Figure 7.

Decreased pro-inflammatory signaling and TGF-β–mediated effects during the late phase of liver regeneration in PTP1B^−/− mice. A: Left: Western blot analysis of regenerating livers was performed in PTP1B^+/+ and PTP1B^−/− mice at the indicated periods with the antibodies against phospho-JNK (pJNK) (Thr183/Tyr185), JNK, phospho-c (pc)–Jun (Ser73), phospho-Akt (pAkt) (Ser473), Akt, phospho-ERK (pERK) (Thr202/Tyr204), and ERK. Representative autoradiograms of three independent series of PH in each genotype are shown. Right: Serum alanine aminotransferase activity at different periods after PH. Results are given as the mean ± SEM (n = 4–8). *P < 0.05 for PTP1B^−/− versus PTP1B^+/+ mice. B: Representative Western blot analysis of regenerating livers with antibodies against SnoN, phospho-Smad2 (Ser465/467)/Smad3 (Ser423/425) (pSmad2/3), Smad2/3, PAI-1, and β-actin as a loading control. Quantification of SnoN and pSmad2/3 from three independent animals in each period was normalized with β-actin or total Smad2/3, respectively. *P < 0.05; **P < 0.01 for PTP1B^−/− versus PTP1B^+/+ mice.
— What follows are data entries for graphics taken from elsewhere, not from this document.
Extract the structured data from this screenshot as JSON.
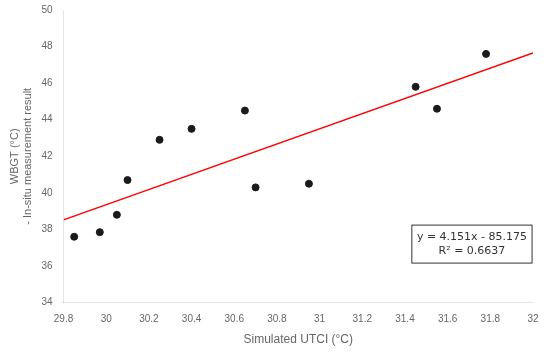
{
  "chart_data": {
    "type": "scatter",
    "xlabel": "Simulated UTCI (°C)",
    "ylabel": [
      "WBGT (°C)",
      "- In-situ measurement result"
    ],
    "series": [
      {
        "type": "scatter",
        "color": "#1a1a1a",
        "x": [
          29.85,
          29.97,
          30.05,
          30.1,
          30.25,
          30.4,
          30.65,
          30.7,
          30.95,
          31.45,
          31.55,
          31.78
        ],
        "values": [
          37.6,
          37.85,
          38.8,
          40.7,
          42.9,
          43.5,
          44.5,
          40.3,
          40.5,
          45.8,
          44.6,
          47.6
        ]
      },
      {
        "type": "line",
        "color": "#ff0000",
        "x": [
          29.8,
          32.0
        ],
        "values": [
          38.5248,
          47.657
        ]
      }
    ],
    "annotations": [
      "y = 4.151x - 85.175",
      "R² = 0.6637"
    ],
    "xlim": [
      29.8,
      32.0
    ],
    "ylim": [
      34,
      50
    ],
    "xticks": [
      29.8,
      30,
      30.2,
      30.4,
      30.6,
      30.8,
      31,
      31.2,
      31.4,
      31.6,
      31.8,
      32
    ],
    "yticks": [
      34,
      36,
      38,
      40,
      42,
      44,
      46,
      48,
      50
    ],
    "background_color": "#ffffff",
    "grid": false
  }
}
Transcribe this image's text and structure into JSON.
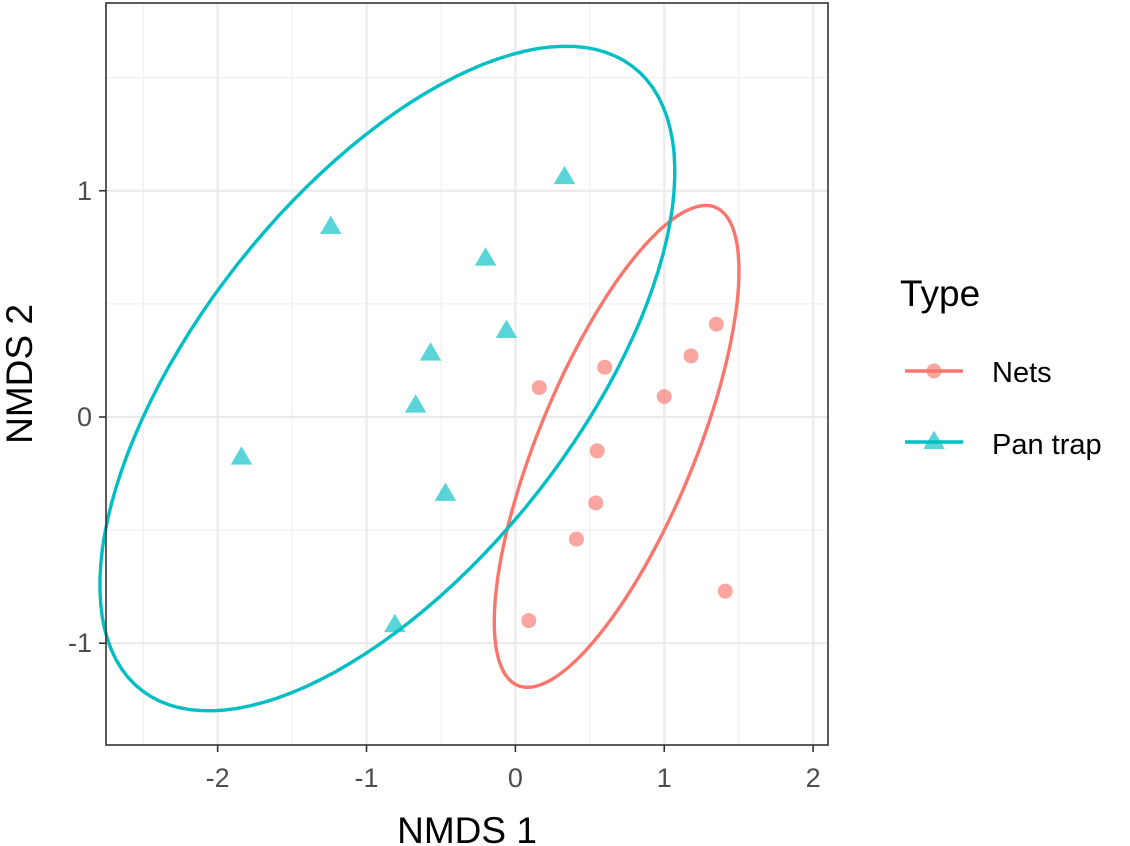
{
  "chart_data": {
    "type": "scatter",
    "title": "",
    "xlabel": "NMDS 1",
    "ylabel": "NMDS 2",
    "xlim": [
      -2.75,
      2.1
    ],
    "ylim": [
      -1.45,
      1.83
    ],
    "xticks": [
      -2,
      -1,
      0,
      1,
      2
    ],
    "xtick_labels": [
      "-2",
      "-1",
      "0",
      "1",
      "2"
    ],
    "yticks": [
      -1,
      0,
      1
    ],
    "ytick_labels": [
      "-1",
      "0",
      "1"
    ],
    "grid": true,
    "legend": {
      "title": "Type",
      "placement": "right",
      "entries": [
        "Nets",
        "Pan trap"
      ]
    },
    "series": [
      {
        "name": "Nets",
        "marker": "circle",
        "color": "#F8766D",
        "points": [
          {
            "x": 0.16,
            "y": 0.13
          },
          {
            "x": 0.6,
            "y": 0.22
          },
          {
            "x": 1.0,
            "y": 0.09
          },
          {
            "x": 1.18,
            "y": 0.27
          },
          {
            "x": 1.35,
            "y": 0.41
          },
          {
            "x": 0.55,
            "y": -0.15
          },
          {
            "x": 0.54,
            "y": -0.38
          },
          {
            "x": 0.41,
            "y": -0.54
          },
          {
            "x": 0.09,
            "y": -0.9
          },
          {
            "x": 1.41,
            "y": -0.77
          }
        ],
        "ellipse": {
          "cx": 0.68,
          "cy": -0.13,
          "semi_major": 1.258,
          "semi_minor": 0.477,
          "angle_deg": 54.9
        }
      },
      {
        "name": "Pan trap",
        "marker": "triangle",
        "color": "#00BFC4",
        "points": [
          {
            "x": 0.33,
            "y": 1.06
          },
          {
            "x": -1.24,
            "y": 0.84
          },
          {
            "x": -0.2,
            "y": 0.7
          },
          {
            "x": -0.06,
            "y": 0.38
          },
          {
            "x": -0.57,
            "y": 0.28
          },
          {
            "x": -0.67,
            "y": 0.05
          },
          {
            "x": -1.84,
            "y": -0.18
          },
          {
            "x": -0.47,
            "y": -0.34
          },
          {
            "x": -0.81,
            "y": -0.92
          }
        ],
        "ellipse": {
          "cx": -0.86,
          "cy": 0.17,
          "semi_major": 2.208,
          "semi_minor": 1.006,
          "angle_deg": 33.0
        }
      }
    ]
  }
}
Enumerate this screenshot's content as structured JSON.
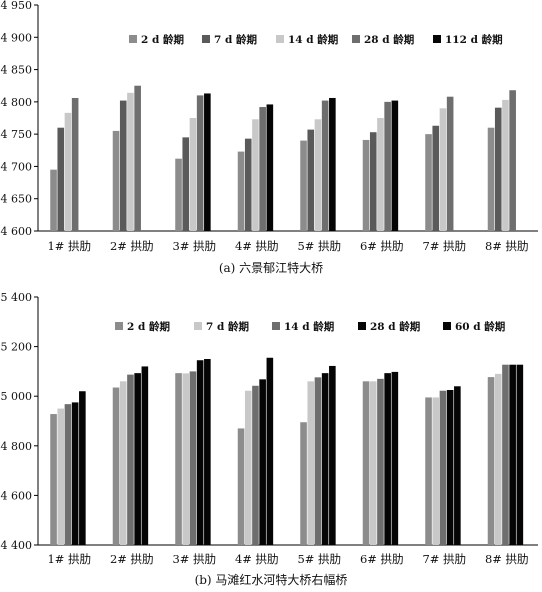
{
  "chart_data": [
    {
      "type": "bar",
      "title": "(a) 六景郁江特大桥",
      "categories": [
        "1# 拱肋",
        "2# 拱肋",
        "3# 拱肋",
        "4# 拱肋",
        "5# 拱肋",
        "6# 拱肋",
        "7# 拱肋",
        "8# 拱肋"
      ],
      "ylim": [
        4600,
        4950
      ],
      "yticks": [
        "4 600",
        "4 650",
        "4 700",
        "4 750",
        "4 800",
        "4 850",
        "4 900",
        "4 950"
      ],
      "legend_position": "top",
      "grid": false,
      "series": [
        {
          "name": "2 d 龄期",
          "color": "#8c8c8c",
          "values": [
            4695,
            4755,
            4712,
            4723,
            4740,
            4741,
            4750,
            4760
          ]
        },
        {
          "name": "7 d 龄期",
          "color": "#5a5a5a",
          "values": [
            4760,
            4802,
            4745,
            4743,
            4757,
            4753,
            4763,
            4791
          ]
        },
        {
          "name": "14 d 龄期",
          "color": "#c8c8c8",
          "values": [
            4783,
            4814,
            4775,
            4773,
            4773,
            4775,
            4790,
            4803
          ]
        },
        {
          "name": "28 d 龄期",
          "color": "#6e6e6e",
          "values": [
            4806,
            4825,
            4810,
            4792,
            4802,
            4800,
            4808,
            4818
          ]
        },
        {
          "name": "112 d 龄期",
          "color": "#050505",
          "values": [
            null,
            null,
            4813,
            4796,
            4806,
            4802,
            null,
            null
          ]
        }
      ]
    },
    {
      "type": "bar",
      "title": "(b) 马滩红水河特大桥右幅桥",
      "categories": [
        "1# 拱肋",
        "2# 拱肋",
        "3# 拱肋",
        "4# 拱肋",
        "5# 拱肋",
        "6# 拱肋",
        "7# 拱肋",
        "8# 拱肋"
      ],
      "ylim": [
        4400,
        5400
      ],
      "yticks": [
        "4 400",
        "4 600",
        "4 800",
        "5 000",
        "5 200",
        "5 400"
      ],
      "legend_position": "top",
      "grid": false,
      "series": [
        {
          "name": "2 d 龄期",
          "color": "#8c8c8c",
          "values": [
            4928,
            5035,
            5093,
            4870,
            4895,
            5060,
            4995,
            5077
          ]
        },
        {
          "name": "7 d 龄期",
          "color": "#c8c8c8",
          "values": [
            4950,
            5060,
            5092,
            5022,
            5060,
            5060,
            4995,
            5090
          ]
        },
        {
          "name": "14 d 龄期",
          "color": "#6e6e6e",
          "values": [
            4968,
            5087,
            5100,
            5042,
            5076,
            5070,
            5022,
            5127
          ]
        },
        {
          "name": "28 d 龄期",
          "color": "#050505",
          "values": [
            4975,
            5093,
            5145,
            5068,
            5093,
            5093,
            5025,
            5127
          ]
        },
        {
          "name": "60 d 龄期",
          "color": "#050505",
          "values": [
            5020,
            5120,
            5150,
            5155,
            5122,
            5098,
            5040,
            5127
          ]
        }
      ]
    }
  ]
}
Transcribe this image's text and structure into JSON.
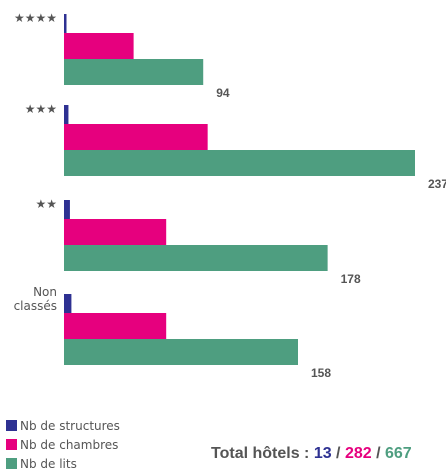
{
  "chart_data": {
    "type": "bar",
    "orientation": "horizontal",
    "categories": [
      "★★★★",
      "★★★",
      "★★",
      "Non classés"
    ],
    "series": [
      {
        "name": "Nb de structures",
        "color": "#2e3192",
        "values": [
          1,
          3,
          4,
          5
        ]
      },
      {
        "name": "Nb de chambres",
        "color": "#e6007e",
        "values": [
          47,
          97,
          69,
          69
        ]
      },
      {
        "name": "Nb de lits",
        "color": "#4e9e80",
        "values": [
          94,
          237,
          178,
          158
        ]
      }
    ],
    "xlim": [
      0,
      237
    ],
    "grid": false,
    "legend_position": "bottom-left",
    "total": {
      "label": "Total hôtels : ",
      "structures": "13",
      "chambres": "282",
      "lits": "667",
      "separator": " / "
    }
  }
}
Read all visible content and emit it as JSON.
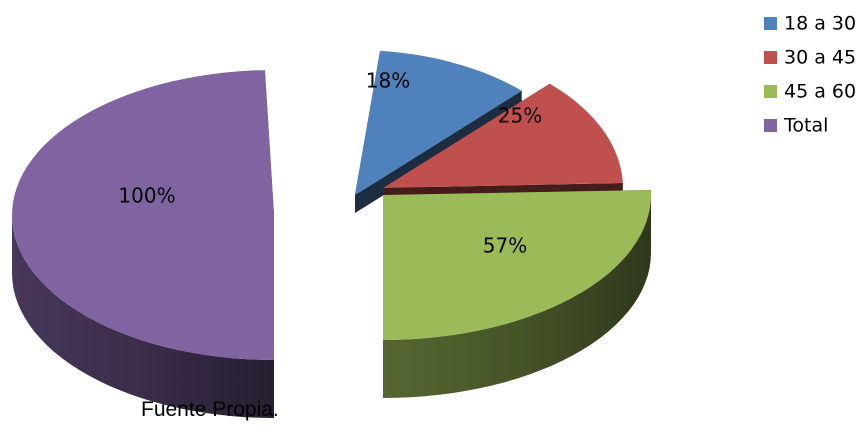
{
  "chart_data": {
    "type": "pie",
    "title": "",
    "style": "3d-exploded",
    "categories": [
      "18 a 30",
      "30 a 45",
      "45 a 60",
      "Total"
    ],
    "values": [
      18,
      25,
      57,
      100
    ],
    "data_labels": [
      "18%",
      "25%",
      "57%",
      "100%"
    ],
    "colors": [
      "#4f81bd",
      "#c0504d",
      "#9bbb59",
      "#8064a2"
    ],
    "legend": {
      "position": "right",
      "entries": [
        "18 a 30",
        "30 a 45",
        "45 a 60",
        "Total"
      ]
    }
  },
  "caption": "Fuente Propia."
}
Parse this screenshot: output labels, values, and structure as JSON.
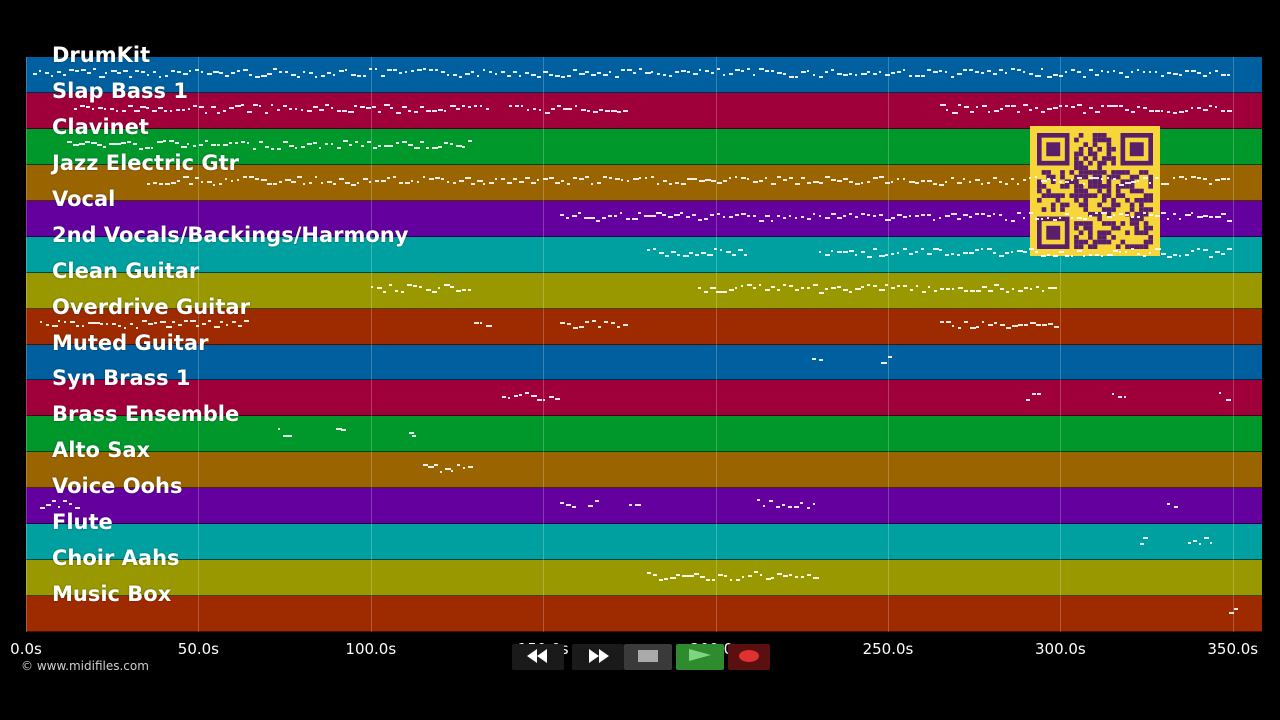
{
  "tracks": [
    {
      "label": "DrumKit",
      "color": "#005f9e"
    },
    {
      "label": "Slap Bass 1",
      "color": "#a0003a"
    },
    {
      "label": "Clavinet",
      "color": "#00982a"
    },
    {
      "label": "Jazz Electric Gtr",
      "color": "#9a6400"
    },
    {
      "label": "Vocal",
      "color": "#63009e"
    },
    {
      "label": "2nd Vocals/Backings/Harmony",
      "color": "#00a0a0"
    },
    {
      "label": "Clean Guitar",
      "color": "#999800"
    },
    {
      "label": "Overdrive Guitar",
      "color": "#9e2a00"
    },
    {
      "label": "Muted Guitar",
      "color": "#005f9e"
    },
    {
      "label": "Syn Brass 1",
      "color": "#a0003a"
    },
    {
      "label": "Brass Ensemble",
      "color": "#00982a"
    },
    {
      "label": "Alto Sax",
      "color": "#9a6400"
    },
    {
      "label": "Voice Oohs",
      "color": "#63009e"
    },
    {
      "label": "Flute",
      "color": "#00a0a0"
    },
    {
      "label": "Choir Aahs",
      "color": "#999800"
    },
    {
      "label": "Music Box",
      "color": "#9e2a00"
    }
  ],
  "timeline": {
    "ticks": [
      "0.0s",
      "50.0s",
      "100.0s",
      "150.0s",
      "200.0s",
      "250.0s",
      "300.0s",
      "350.0s"
    ],
    "tick_values": [
      0,
      50,
      100,
      150,
      200,
      250,
      300,
      350
    ],
    "max_seconds": 355
  },
  "copyright": "© www.midifiles.com",
  "transport": {
    "rewind_icon": "rewind-icon",
    "fast_forward_icon": "fast-forward-icon",
    "stop_icon": "stop-icon",
    "play_icon": "play-icon",
    "record_icon": "record-icon",
    "play_color": "#2e8b2e",
    "record_color": "#e03030"
  },
  "qr_code": {
    "color": "#f6d63a",
    "dark": "#5a1f6a"
  }
}
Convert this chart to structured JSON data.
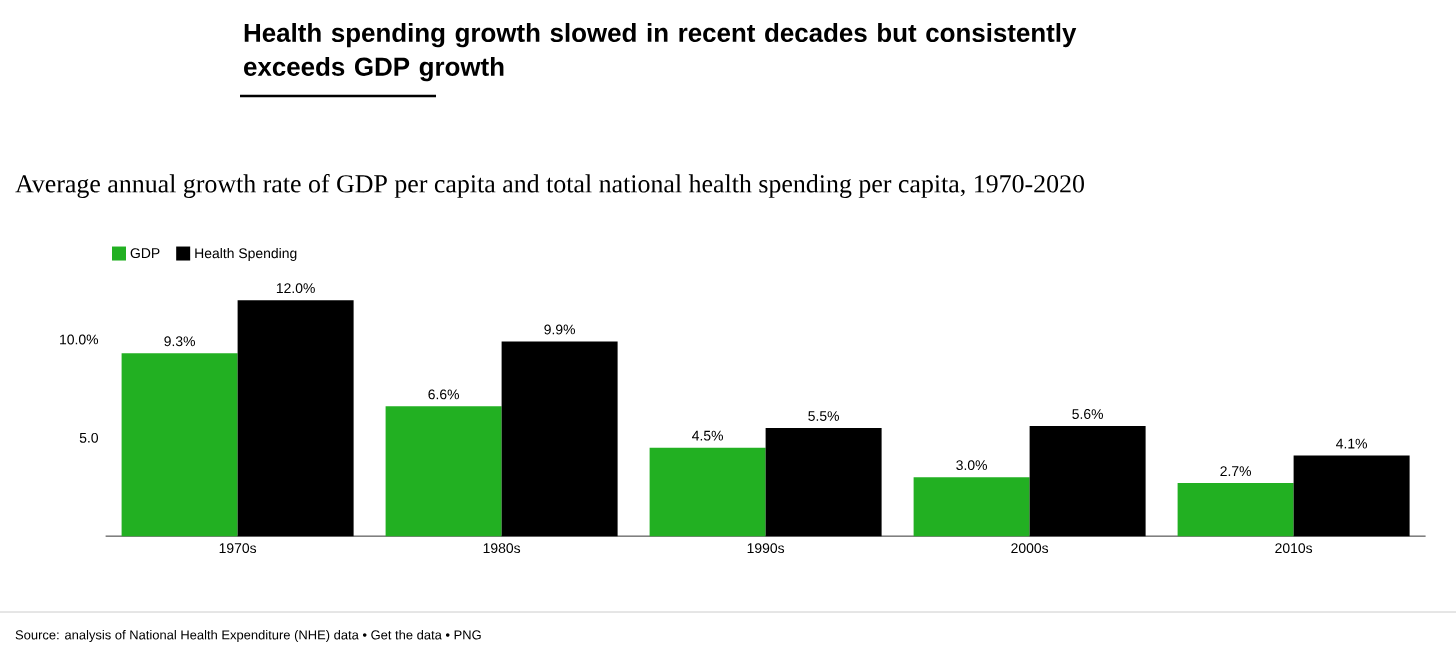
{
  "chart_data": {
    "type": "bar",
    "title": "Health spending growth slowed in recent decades but consistently exceeds GDP growth",
    "subtitle": "Average annual growth rate of GDP per capita and total national health spending per capita, 1970-2020",
    "categories": [
      "1970s",
      "1980s",
      "1990s",
      "2000s",
      "2010s"
    ],
    "series": [
      {
        "name": "GDP",
        "color": "#22b022",
        "values": [
          9.3,
          6.6,
          4.5,
          3.0,
          2.7
        ],
        "value_labels": [
          "9.3%",
          "6.6%",
          "4.5%",
          "3.0%",
          "2.7%"
        ]
      },
      {
        "name": "Health Spending",
        "color": "#000000",
        "values": [
          12.0,
          9.9,
          5.5,
          5.6,
          4.1
        ],
        "value_labels": [
          "12.0%",
          "9.9%",
          "5.5%",
          "5.6%",
          "4.1%"
        ]
      }
    ],
    "ylim": [
      0,
      12
    ],
    "yticks": [
      {
        "value": 5,
        "label": "5.0"
      },
      {
        "value": 10,
        "label": "10.0%"
      }
    ],
    "legend": "top left",
    "annotations": [
      "Source: analysis of National Health Expenditure (NHE) data • Get the data • PNG"
    ]
  }
}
C: Constitutive expression of SnoN in wild-type (Wt), PTP1B^−/− (KO), and PTP1B^−/−rec (KOrec) immortalized hepatocytes. GAPDH indicates glyceraldehyde-3-phosphate dehydrogenase. D: mRNA levels of PAI-1 were measured by real-time PCR in immortalized PTP1B^+/+ and PTP1B^−/− hepatocytes stimulated with TGF-β (5 ng/mL) for several periods. Results are given as the mean ± SEM (n = 6). **P < 0.001 for PTP1B^−/− versus PTP1B^+/+ cells.